Importance of the Rain Garden
More than just a decorative feature, the rain garden is strategically positioned to capture runoff from the walkways and rooftop of the Visitor Center. If not detained by the garden, water would flow through this space, through a ravine, and into Lake Michigan. Not only would this contribute to lake pollution by runoff, but it would also increase the size of the ravine by undercutting its slopes by erosion, causing excess sediment to also wash into the lake.
Though intended to work as a rain garden when initially installed with our building in 2003, the area had become overgrown over time with invasive buckthorn, cattails, and sandbar willow, reducing the ability of the habitat to capture water. By removing these invasives and planting native plants suited to a wetland environment, proper function of the rain garden has been restored.
Created with the Help of Volunteers
As with all of Schlitz Audubon’s conservation projects, volunteers were key to making the rain garden happen. Schlitz Audubon staff and volunteers prepared and regraded the site, and installed soil, seeds, and plants.

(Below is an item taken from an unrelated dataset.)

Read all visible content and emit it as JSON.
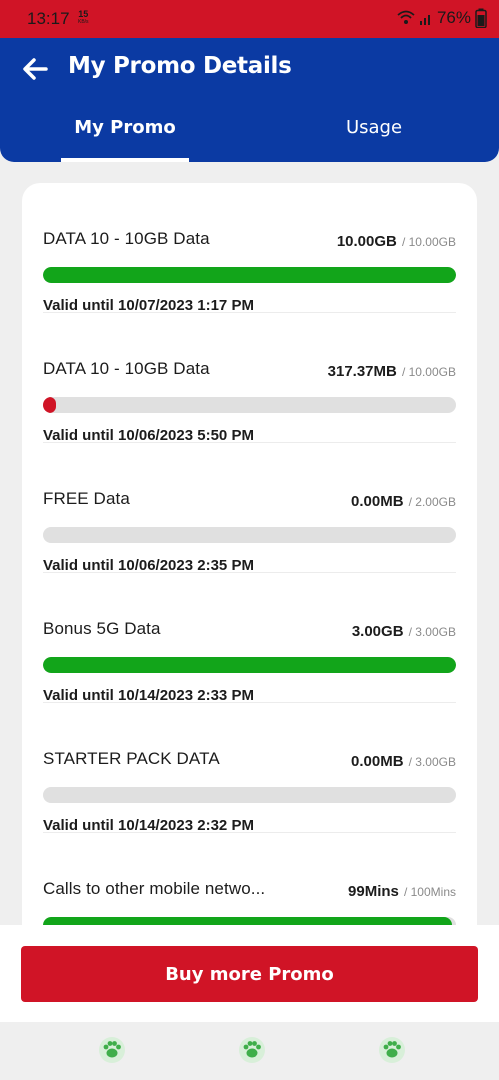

A team of 40 volunteers devoted more than 100 hours to this effort.
The first step in improving the rain garden was removing the undesirable species from a 2,500-square-foot catchment basin and the 8,700 square feet of associated habitats that surround it. Engineered soil, consisting of 70% sand and 30% compost and free of external seeds, was then installed prior to planting to prevent the reintroduction of invasive species.
Finally, planting took place throughout the entire area, which has been expanded to 50% rain garden. Four trees and a mix of grasses, sedges, and flowers were planted, including little bluestem, common fox sedge, and Michigan lily. Once established, these plantings will capture an estimated 27,356 gallons of water per rain event!
The Rain Garden Within the Community
By demonstrating stormwater management practices to over 100,000 visitors and program participants annually, this project helps educate our community about the importance of healthy natural water systems and how we all play a role in maintaining them. In order to ensure the rain garden’s success as a demonstration site, a second project phase will occur as funding allows. This phase entails construction of a wheelchair accessible boardwalk leading to a teaching platform within the rain garden, allowing direct access to the project area.
Sweet Water’s mini-grant program has helped fund several Center projects over the past three years. In addition to the rain garden, Sweet Water funded the Sluiceway, a fun water feature created from ash logs in our preschool garden playspace. This summer, Sweet Water funding is allowing us to convert part of our grassy lot into a native planting buffer to protect Boardwalk Pond from runoff.